Gelet hierop is het niet in klagers belang om hem in het huidige stadium van zijn behandeling over te plaatsen naar een andere instelling, waarvoor op dit moment alleen FPK De Woenselse Poort in aanmerking zou komen, nog afgezien van de lange wachttijd die daarmee gemoeid zou zijn.
Klager vindt het belangrijk om dichterbij zijn familie/netwerk te worden geplaatst. Hoe begrijpelijk dit ook is, weegt het belang van behandeling in de juiste instelling zwaarder dan klagers voorkeur voor een andere instelling. Het is daarbij aan de instelling om te bepalen in hoeverre het in het kader van klagers behandeling van belang is dat en op welke wijze zijn familie/netwerk daarbij wordt betrokken. De wijze waarop invulling wordt gegeven aan een tbs-behandeling staat overigens niet ter beoordeling van de beroepscommissie. Van strijd van artikel 8 van het EVRM is de beroepscommissie dan ook niet gebleken.
De reisafstand voor klagers raadsman is onvoldoende zwaarwegend om tot een ander oordeel te kunnen komen en maakt op zichzelf ook niet dat sprake zou zijn van strijd met het recht op een eerlijk proces.
De beroepscommissie is niet bevoegd om te oordelen over de mate waarin klager al dan niet zijn geloof in FPK De Beuken zou kunnen belijden.

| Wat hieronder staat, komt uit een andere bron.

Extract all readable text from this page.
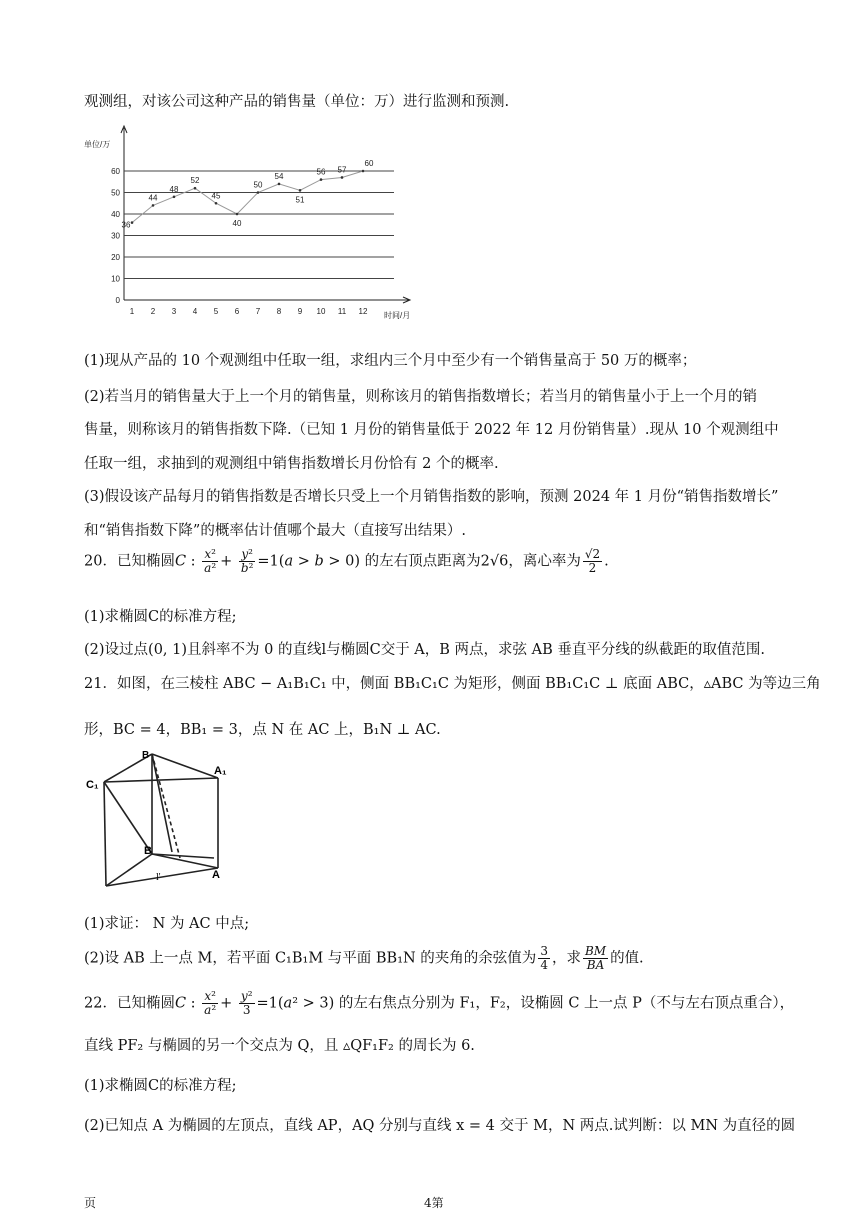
观测组，对该公司这种产品的销售量（单位：万）进行监测和预测.
单位/万
时间/月
0
10
20
30
40
50
60
1 2 3 4 5 6 7 8 9 10 11 12
36
44
48
52
45
40
50
54
51
56 57
60
(1)现从产品的 10 个观测组中任取一组，求组内三个月中至少有一个销售量高于 50 万的概率；
(2)若当月的销售量大于上一个月的销售量，则称该月的销售指数增长；若当月的销售量小于上一个月的销
售量，则称该月的销售指数下降.（已知 1 月份的销售量低于 2022 年 12 月份销售量）.现从 10 个观测组中
任取一组，求抽到的观测组中销售指数增长月份恰有 2 个的概率.
(3)假设该产品每月的销售指数是否增长只受上一个月销售指数的影响，预测 2024 年 1 月份“销售指数增长”
和“销售指数下降”的概率估计值哪个最大（直接写出结果）.
20．已知椭圆C : $\frac{\text{x²}}{\text{a²}} + \frac{\text{y²}}{\text{b²}} =1(a > b > 0)$ 的左右顶点距离为2√6，离心率为 $\frac{√2}{2}$ .
(1)求椭圆C的标准方程;
(2)设过点(0, 1)且斜率不为 0 的直线l与椭圆C交于 A，B 两点，求弦 AB 垂直平分线的纵截距的取值范围.
21．如图，在三棱柱 ABC − A₁B₁C₁ 中，侧面 BB₁C₁C 为矩形，侧面 BB₁C₁C ⊥ 底面 ABC，▵ABC 为等边三角
形，BC = 4，BB₁ = 3，点 N 在 AC 上，B₁N ⊥ AC.
C₁
B
A₁
B
A
l'
(1)求证： N 为 AC 中点;
(2)设 AB 上一点 M，若平面 C₁B₁M 与平面 BB₁N 的夹角的余弦值为 $\frac{3}{4}$ ，求 $\frac{BM}{BA}$ 的值.
22．已知椭圆C : $\frac{\text{x²}}{\text{a²}} + \frac{\text{y²}}{3} =1(a^2 > 3)$ 的左右焦点分别为 F₁，F₂，设椭圆 C 上一点 P（不与左右顶点重合），
直线 PF₂ 与椭圆的另一个交点为 Q，且 ▵QF₁F₂ 的周长为 6.
(1)求椭圆C的标准方程;
(2)已知点 A 为椭圆的左顶点，直线 AP，AQ 分别与直线 x = 4 交于 M，N 两点.试判断：以 MN 为直径的圆
页	4第
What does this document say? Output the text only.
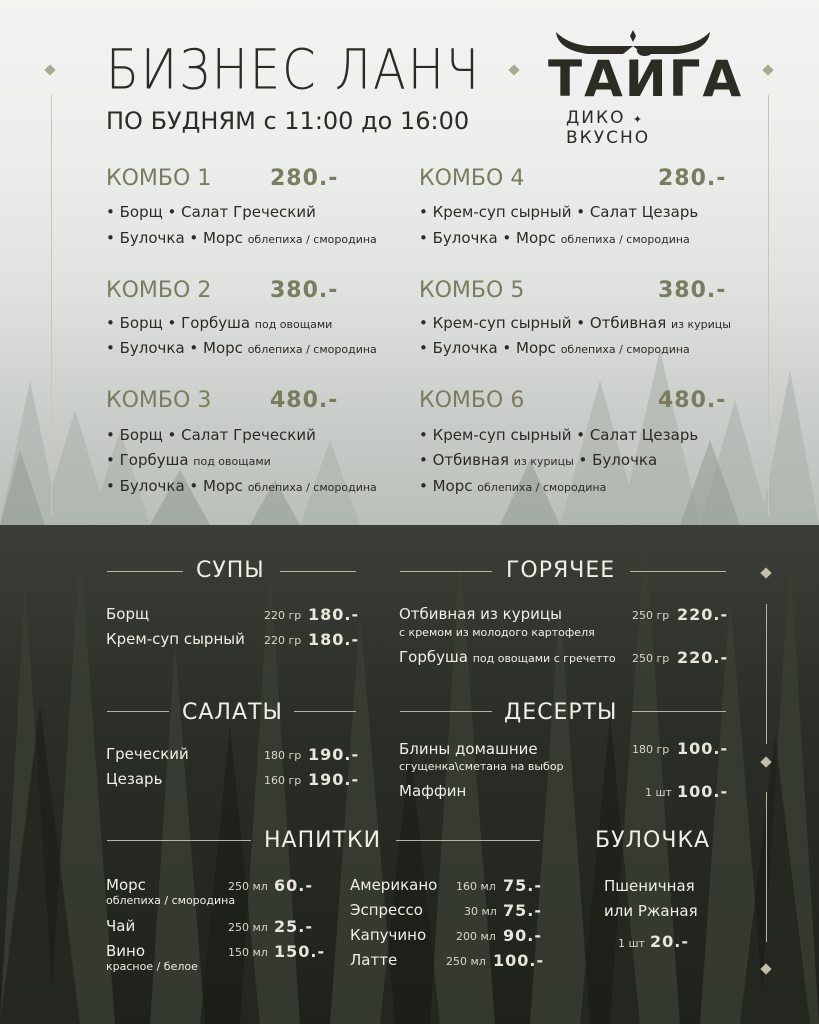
БИЗНЕС ЛАНЧ
ПО БУДНЯМ с 11:00 до 16:00
ТАЙГА
ДИКО ✦ ВКУСНО
КОМБО 1	280.-
• Борщ • Салат Греческий
• Булочка • Морс облепиха / смородина
КОМБО 2	380.-
• Борщ • Горбуша под овощами
• Булочка • Морс облепиха / смородина
КОМБО 3	480.-
• Борщ • Салат Греческий
• Горбуша под овощами
• Булочка • Морс облепиха / смородина
КОМБО 4	280.-
• Крем-суп сырный • Салат Цезарь
• Булочка • Морс облепиха / смородина
КОМБО 5	380.-
• Крем-суп сырный • Отбивная из курицы
• Булочка • Морс облепиха / смородина
КОМБО 6	480.-
• Крем-суп сырный • Салат Цезарь
• Отбивная из курицы • Булочка
• Морс облепиха / смородина
СУПЫ	ГОРЯЧЕЕ
Борщ	220 гр 180.-
Крем-суп сырный 220 гр 180.-
Отбивная из курицы
с кремом из молодого картофеля
250 гр 220.-
Горбуша под овощами с гречетто 250 гр 220.-
САЛАТЫ
Греческий	180 гр 190.-
Цезарь	160 гр 190.-
ДЕСЕРТЫ
Блины домашние
сгущенка\сметана на выбор
180 гр 100.-
Маффин	1 шт 100.-
НАПИТКИ
Морс
облепиха / смородина
250 мл 60.-
Чай	250 мл 25.-
Вино
красное / белое
150 мл 150.-
Американо 160 мл 75.-
Эспрессо	30 мл 75.-
Капучино	200 мл 90.-
Латте	250 мл 100.-
БУЛОЧКА
Пшеничная
или Ржаная
1 шт 20.-
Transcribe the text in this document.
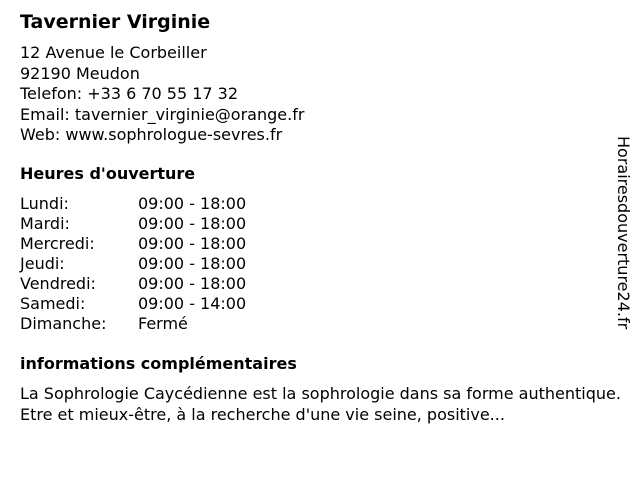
Tavernier Virginie
12 Avenue le Corbeiller
92190 Meudon
Telefon: +33 6 70 55 17 32
Email: tavernier_virginie@orange.fr
Web: www.sophrologue-sevres.fr
Heures d'ouverture
Lundi:	09:00 - 18:00
Mardi:	09:00 - 18:00
Mercredi:	09:00 - 18:00
Jeudi:	09:00 - 18:00
Vendredi:	09:00 - 18:00
Samedi:	09:00 - 14:00
Dimanche: Fermé
informations complémentaires
La Sophrologie Caycédienne est la sophrologie dans sa forme authentique. Etre et mieux-être, à la recherche d'une vie seine, positive...
Horairesdouverture24.fr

Eventuele klachten daarover kan klager (middels een klaagschrift) indienen bij de klachtencommissie bij FPK De Beuken.
Gelet op het voorgaande en bij afweging van alle in aanmerking komende belangen, kan de bestreden beslissing niet als onredelijk of onbillijk worden aangemerkt. De beroepscommissie zal het beroep daarom ongegrond verklaren.
4. De uitspraak
De beroepscommissie verklaart het beroep ongegrond.
Deze uitspraak is op 24 december 2024 gedaan door de beroepscommissie, bestaande uit mr. M.J.A.G. van Baal, voorzitter, mr. D. van der Sluis en dr. S.L. van Woerden, leden, bijgestaan door mr. E.W. Bevaart, secretaris.